Wow, that sounds like it should be the subtitle of a book about something ripped from the headlines of the news.  But it is not.  The struggle is much more simple, local and for me very personal.  The struggle is to define space in my life for all of the requirements, projects, activities and “burning fires” of my life.

If I can speak frankly there are seasons where every detail is well organzied, fine tuned, and completely is a zen like orchestrated ballet.  And then there are times when everything spins out of control, or at least feels like that.

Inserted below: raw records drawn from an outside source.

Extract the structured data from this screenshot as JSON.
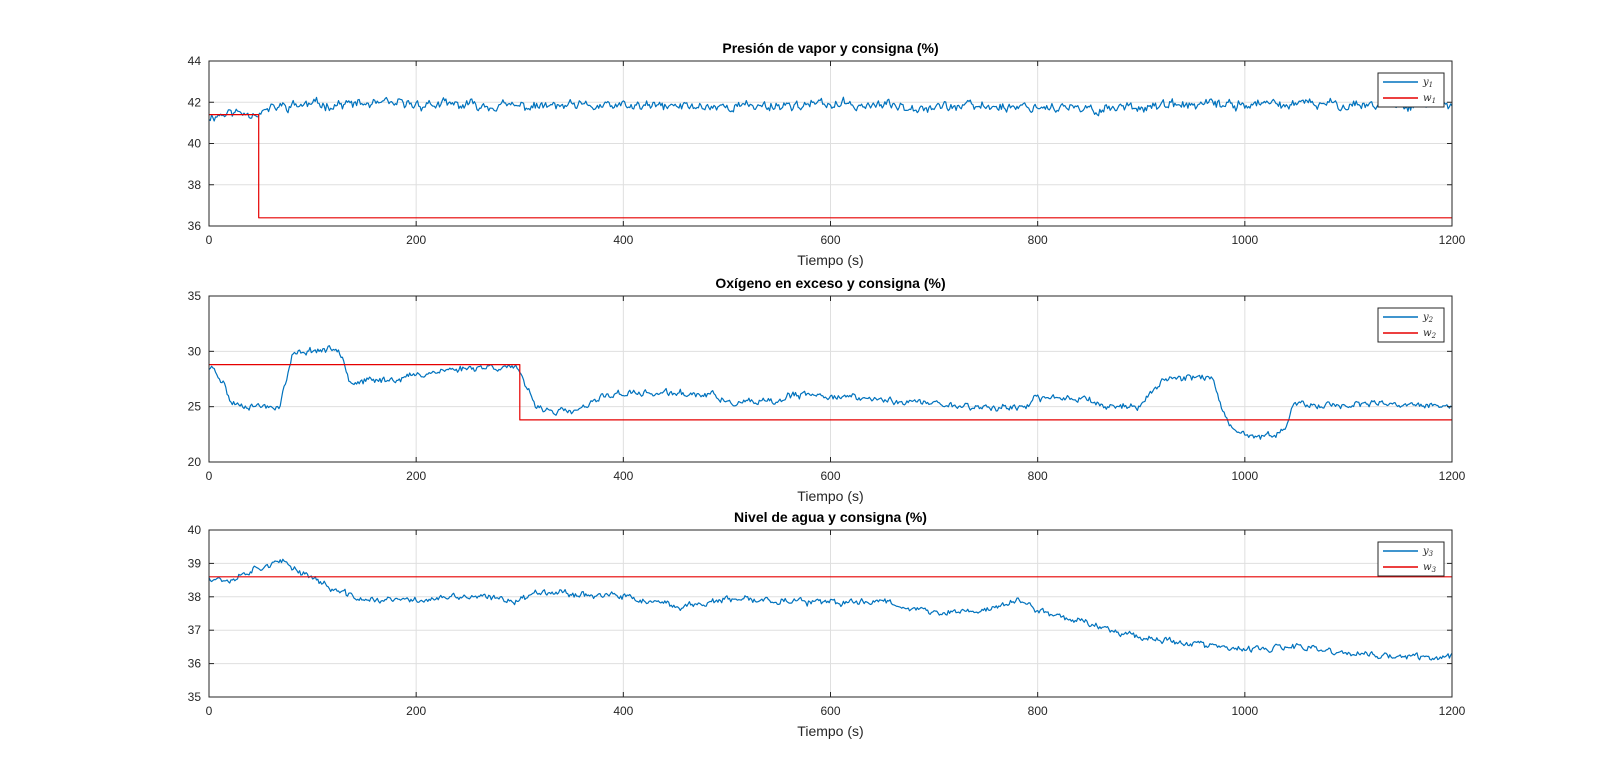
{
  "colors": {
    "y": "#0072BD",
    "w": "#E60000",
    "grid": "#DFDFDF",
    "axis": "#262626"
  },
  "chart_data": [
    {
      "type": "line",
      "title": "Presión de vapor y consigna (%)",
      "xlabel": "Tiempo (s)",
      "ylabel": "",
      "xlim": [
        0,
        1200
      ],
      "ylim": [
        36,
        44
      ],
      "xticks": [
        0,
        200,
        400,
        600,
        800,
        1000,
        1200
      ],
      "yticks": [
        36,
        38,
        40,
        42,
        44
      ],
      "grid": true,
      "legend_position": "top-right",
      "series": [
        {
          "name": "y1",
          "legend_base": "y",
          "legend_sub": "1",
          "color": "#0072BD",
          "noise": 0.22,
          "seed": 11,
          "x": [
            0,
            20,
            40,
            48,
            55,
            70,
            100,
            150,
            200,
            300,
            400,
            500,
            600,
            700,
            800,
            830,
            850,
            880,
            900,
            1000,
            1100,
            1200
          ],
          "y": [
            41.3,
            41.5,
            41.5,
            41.5,
            41.6,
            41.8,
            41.9,
            41.9,
            41.9,
            41.8,
            41.8,
            41.8,
            41.9,
            41.8,
            41.8,
            41.7,
            41.6,
            41.8,
            41.8,
            41.9,
            41.9,
            41.9
          ]
        },
        {
          "name": "w1",
          "legend_base": "w",
          "legend_sub": "1",
          "color": "#E60000",
          "noise": 0,
          "seed": 0,
          "x": [
            0,
            48,
            48,
            1200
          ],
          "y": [
            41.4,
            41.4,
            36.4,
            36.4
          ]
        }
      ]
    },
    {
      "type": "line",
      "title": "Oxígeno en exceso y consigna (%)",
      "xlabel": "Tiempo (s)",
      "ylabel": "",
      "xlim": [
        0,
        1200
      ],
      "ylim": [
        20,
        35
      ],
      "xticks": [
        0,
        200,
        400,
        600,
        800,
        1000,
        1200
      ],
      "yticks": [
        20,
        25,
        30,
        35
      ],
      "grid": true,
      "legend_position": "top-right",
      "series": [
        {
          "name": "y2",
          "legend_base": "y",
          "legend_sub": "2",
          "color": "#0072BD",
          "noise": 0.28,
          "seed": 23,
          "x": [
            0,
            5,
            15,
            20,
            30,
            60,
            68,
            75,
            80,
            90,
            100,
            125,
            130,
            135,
            140,
            180,
            220,
            260,
            295,
            302,
            315,
            330,
            350,
            360,
            375,
            380,
            400,
            450,
            490,
            500,
            550,
            560,
            600,
            650,
            700,
            750,
            790,
            800,
            850,
            860,
            900,
            910,
            920,
            960,
            970,
            975,
            985,
            1000,
            1020,
            1030,
            1040,
            1045,
            1050,
            1100,
            1200
          ],
          "y": [
            28.5,
            28.5,
            27.0,
            25.5,
            25.2,
            25.0,
            25.1,
            27.5,
            29.5,
            30.0,
            30.1,
            30.2,
            29.5,
            27.5,
            27.2,
            27.5,
            28.2,
            28.6,
            28.6,
            27.5,
            25.2,
            24.6,
            24.5,
            24.8,
            25.5,
            26.0,
            26.2,
            26.2,
            26.0,
            25.3,
            25.4,
            26.0,
            26.0,
            25.6,
            25.3,
            24.9,
            25.0,
            25.8,
            25.8,
            25.1,
            25.0,
            26.3,
            27.5,
            27.8,
            27.4,
            25.5,
            23.0,
            22.4,
            22.3,
            22.4,
            23.5,
            24.7,
            25.1,
            25.2,
            25.1
          ]
        },
        {
          "name": "w2",
          "legend_base": "w",
          "legend_sub": "2",
          "color": "#E60000",
          "noise": 0,
          "seed": 0,
          "x": [
            0,
            300,
            300,
            1200
          ],
          "y": [
            28.8,
            28.8,
            23.8,
            23.8
          ]
        }
      ]
    },
    {
      "type": "line",
      "title": "Nivel de agua y consigna (%)",
      "xlabel": "Tiempo (s)",
      "ylabel": "",
      "xlim": [
        0,
        1200
      ],
      "ylim": [
        35,
        40
      ],
      "xticks": [
        0,
        200,
        400,
        600,
        800,
        1000,
        1200
      ],
      "yticks": [
        35,
        36,
        37,
        38,
        39,
        40
      ],
      "grid": true,
      "legend_position": "top-right",
      "series": [
        {
          "name": "y3",
          "legend_base": "y",
          "legend_sub": "3",
          "color": "#0072BD",
          "noise": 0.09,
          "seed": 37,
          "x": [
            0,
            20,
            40,
            60,
            75,
            85,
            100,
            120,
            150,
            200,
            250,
            300,
            320,
            350,
            400,
            450,
            500,
            550,
            600,
            650,
            700,
            750,
            780,
            800,
            850,
            900,
            950,
            1000,
            1050,
            1100,
            1150,
            1200
          ],
          "y": [
            38.6,
            38.5,
            38.8,
            39.0,
            39.0,
            38.8,
            38.6,
            38.2,
            37.9,
            37.9,
            38.0,
            37.9,
            38.2,
            38.1,
            38.0,
            37.7,
            37.9,
            37.9,
            37.8,
            37.9,
            37.5,
            37.6,
            37.9,
            37.6,
            37.2,
            36.8,
            36.6,
            36.4,
            36.5,
            36.3,
            36.2,
            36.2
          ]
        },
        {
          "name": "w3",
          "legend_base": "w",
          "legend_sub": "3",
          "color": "#E60000",
          "noise": 0,
          "seed": 0,
          "x": [
            0,
            1200
          ],
          "y": [
            38.6,
            38.6
          ]
        }
      ]
    }
  ]
}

Reading through the web it is clear that this struggle is one common to everyone.  Finding the balance of work, business, recreation, family, faith and all of the sudden and unexpected demands is rewarding and challenging.   Are you relating to this?  Do you struggle to find the place for every area of life, striving for  a sense of equilibrium that does not kill you in the process?  Here are a few tips i found on the web which might help with the process:

  1.  Buy a daily planner, and input all of those “events and tasks” on the calander.  Some experts recommend developing a habit of spending at least 15 minutes every day reviewing the demands of the day, prioritizing them, and working at your list throughout the day.
  2. Sit down for a  small block of time to look at your month ahead, prioritizing what is expected of you.  Advanced planning helps to structure the time more efficiently, acting as a guide for keeping you on point for the expectations.  – in our case we also are working on developing a production schedule so that we can know when to push on the energy to prepare for market demands.
  3. Realistically build in down time.  If you dont schedule it, it often does not happen.  One of the influencers in my life, Jeff Goins, advocates planned absences from your enterprneurial work just to allow your creative talents a respite.  We all need time away from work, even if it is the passion of our life.
  4. Quarterly assessment – nothing laborious… just take time to review the last quarter and ask a few hard questions:
    • What worked well?  Why do you think it worked well?
    • What derailed you from your schedule, plan, organization?
    • Are there ways of controlling distractions?
    • How can improvement of time management occur?
  5. Yearly review – Just like the quarterly review, ask questions of the year, and allow some of these answers influence planning for the coming year.

How can you keep yourself on task?  Work hard at keeping to the calender…. keeping good account of the activities and demands, and putting time into prioritizing your life.  Be sure to leave room for down time to renew and prepare you for the next thing.

Yes, the struggle is real, but with tools and a plan it can be minimized.